Satan has a special hatred for women. It’s Biblical, it’s all over history, it’s all around us. It’s why I gave up scrolling social media a few years ago. It’s the truth.
Maybe one day I will go back to school and I’ll be able to write about and understand what’s going on as clearly and powerfully as Emily Stimpson Chapman, but for now, I will write what I know.
For my girls, for my boys, for myself.
Nobody gets to tell you who you are or how you should live your life—except for the Person who made you.

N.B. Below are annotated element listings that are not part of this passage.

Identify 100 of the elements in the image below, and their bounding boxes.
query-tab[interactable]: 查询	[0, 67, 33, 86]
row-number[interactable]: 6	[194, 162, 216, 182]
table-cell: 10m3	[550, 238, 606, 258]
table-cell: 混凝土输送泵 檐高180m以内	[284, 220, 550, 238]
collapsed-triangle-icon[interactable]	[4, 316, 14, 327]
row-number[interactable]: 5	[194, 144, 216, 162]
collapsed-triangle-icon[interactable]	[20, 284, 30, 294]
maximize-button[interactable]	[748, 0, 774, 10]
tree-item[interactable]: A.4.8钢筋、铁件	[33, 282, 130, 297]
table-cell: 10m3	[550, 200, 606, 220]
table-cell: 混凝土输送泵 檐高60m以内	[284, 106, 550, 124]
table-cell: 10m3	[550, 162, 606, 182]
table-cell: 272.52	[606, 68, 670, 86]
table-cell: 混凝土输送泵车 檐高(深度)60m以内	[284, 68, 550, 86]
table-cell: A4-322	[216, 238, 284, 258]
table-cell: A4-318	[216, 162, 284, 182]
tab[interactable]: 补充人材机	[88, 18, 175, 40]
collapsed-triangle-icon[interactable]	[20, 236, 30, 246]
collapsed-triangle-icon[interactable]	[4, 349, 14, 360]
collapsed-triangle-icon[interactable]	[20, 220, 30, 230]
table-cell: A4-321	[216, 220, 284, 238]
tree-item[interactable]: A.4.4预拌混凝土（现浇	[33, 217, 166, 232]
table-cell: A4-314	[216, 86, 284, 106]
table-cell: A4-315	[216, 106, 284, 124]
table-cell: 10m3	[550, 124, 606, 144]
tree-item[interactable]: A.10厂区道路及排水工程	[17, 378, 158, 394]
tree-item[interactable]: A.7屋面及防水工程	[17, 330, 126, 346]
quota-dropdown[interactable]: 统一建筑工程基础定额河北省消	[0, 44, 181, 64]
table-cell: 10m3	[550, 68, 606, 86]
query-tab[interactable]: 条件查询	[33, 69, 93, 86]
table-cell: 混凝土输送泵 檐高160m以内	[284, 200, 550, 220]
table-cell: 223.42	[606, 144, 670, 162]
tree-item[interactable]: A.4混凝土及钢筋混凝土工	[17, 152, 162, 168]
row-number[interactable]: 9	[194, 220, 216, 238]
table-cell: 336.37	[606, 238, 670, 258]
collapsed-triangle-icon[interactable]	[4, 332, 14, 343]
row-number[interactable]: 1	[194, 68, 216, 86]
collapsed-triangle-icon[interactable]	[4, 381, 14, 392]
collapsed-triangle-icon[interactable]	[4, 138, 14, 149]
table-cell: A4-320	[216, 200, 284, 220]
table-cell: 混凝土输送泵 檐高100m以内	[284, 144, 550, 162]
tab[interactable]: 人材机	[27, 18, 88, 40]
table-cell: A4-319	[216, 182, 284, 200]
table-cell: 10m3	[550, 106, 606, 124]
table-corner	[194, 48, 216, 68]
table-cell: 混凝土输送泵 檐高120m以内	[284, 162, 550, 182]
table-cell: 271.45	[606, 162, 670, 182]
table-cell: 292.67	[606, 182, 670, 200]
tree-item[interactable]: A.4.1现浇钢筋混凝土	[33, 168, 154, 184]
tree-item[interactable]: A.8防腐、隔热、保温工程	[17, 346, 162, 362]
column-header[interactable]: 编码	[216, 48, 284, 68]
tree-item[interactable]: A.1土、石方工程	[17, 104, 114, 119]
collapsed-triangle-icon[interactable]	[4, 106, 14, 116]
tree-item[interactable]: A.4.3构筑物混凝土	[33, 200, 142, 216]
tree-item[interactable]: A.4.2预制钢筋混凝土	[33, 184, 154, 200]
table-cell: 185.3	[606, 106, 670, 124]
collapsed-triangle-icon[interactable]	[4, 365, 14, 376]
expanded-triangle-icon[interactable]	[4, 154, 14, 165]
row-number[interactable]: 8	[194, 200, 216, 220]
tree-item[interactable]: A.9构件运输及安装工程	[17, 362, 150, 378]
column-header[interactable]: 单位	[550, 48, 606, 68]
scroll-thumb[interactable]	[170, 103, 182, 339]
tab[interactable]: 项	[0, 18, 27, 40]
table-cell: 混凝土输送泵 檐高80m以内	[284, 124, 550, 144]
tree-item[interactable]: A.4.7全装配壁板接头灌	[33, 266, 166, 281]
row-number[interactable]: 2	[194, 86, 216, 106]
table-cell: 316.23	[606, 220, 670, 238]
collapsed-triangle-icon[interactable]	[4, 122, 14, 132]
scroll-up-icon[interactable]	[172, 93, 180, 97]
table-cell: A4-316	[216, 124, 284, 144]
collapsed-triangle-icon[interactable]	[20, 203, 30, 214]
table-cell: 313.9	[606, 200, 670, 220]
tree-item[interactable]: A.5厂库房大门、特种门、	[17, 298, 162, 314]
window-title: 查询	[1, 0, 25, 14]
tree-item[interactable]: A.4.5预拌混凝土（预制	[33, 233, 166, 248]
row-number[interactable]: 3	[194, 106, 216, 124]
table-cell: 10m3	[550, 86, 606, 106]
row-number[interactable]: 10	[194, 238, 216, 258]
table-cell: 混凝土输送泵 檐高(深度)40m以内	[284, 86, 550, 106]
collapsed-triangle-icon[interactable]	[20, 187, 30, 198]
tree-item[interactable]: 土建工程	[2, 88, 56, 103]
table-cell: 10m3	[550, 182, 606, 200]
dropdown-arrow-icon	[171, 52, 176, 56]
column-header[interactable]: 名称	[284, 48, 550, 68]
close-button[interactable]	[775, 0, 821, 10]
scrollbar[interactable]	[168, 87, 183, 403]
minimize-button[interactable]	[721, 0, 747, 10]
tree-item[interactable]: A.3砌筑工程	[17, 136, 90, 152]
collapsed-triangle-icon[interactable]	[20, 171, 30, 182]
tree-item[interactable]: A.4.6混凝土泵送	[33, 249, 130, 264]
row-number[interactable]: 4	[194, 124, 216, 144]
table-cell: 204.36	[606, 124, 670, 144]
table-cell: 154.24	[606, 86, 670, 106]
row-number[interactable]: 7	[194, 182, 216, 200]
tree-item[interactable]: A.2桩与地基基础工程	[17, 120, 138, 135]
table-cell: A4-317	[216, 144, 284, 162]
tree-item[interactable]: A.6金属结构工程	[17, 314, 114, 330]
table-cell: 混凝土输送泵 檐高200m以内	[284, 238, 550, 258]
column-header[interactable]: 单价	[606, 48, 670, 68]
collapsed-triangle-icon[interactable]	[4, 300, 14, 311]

God breathed your unrepeatable and irreplaceable soul into existence for a purpose that stretches into eternity. You have gifts and talents and a mission that our world needs; you were made for such a time as this.
He gave you a Church to shepherd you with Scripture, Sacred Tradition, the Sacraments, and with ongoing teachings in every time to help you know and love Him, and to help you form your conscience to live in a way that honors yourself and all human beings.
He knows the plans He has for you, and they are plans for good and not for woe.
My place—your place—a woman’s place—a man’s place—is wherever God wills.
So trust His goodness and mercy. Buckle up. Bring Romans 12:2 with you everywhere. And let Jesus take the wheel.

Do not be conformed to this world, but be transformed by the renewal of your mind, that by testing you may discern what is the will of God, what is good and acceptable and perfect.
-Romans 12:2

“It is Jesus that you seek when you dream of happiness; He is waiting for you when nothing else you find satisfies you; He is the beauty to which you are so attracted; it is He who provoked you with that thirst for fullness that will not let you settle for compromise; it is He who urges you to shed the masks of a false life; it is He who reads in your heart your most genuine choices, the choices that others try to stifle. It is Jesus who stirs in you the desire to do something great with your lives, the will to follow an ideal, the refusal to allow yourselves to be ground down by mediocrity, the courage to commit yourselves humbly and patiently to improving yourselves and society, making the world more human and more fraternal.”
―St. Pope John Paul II
So beautifully written and sincere. I especially liked the part on Self-reliance vs God-Reliance…currently coming back to this again in my own prayer life. I think it’s just pushing us a little further into the complete surrender. Our Lady, Pray for us!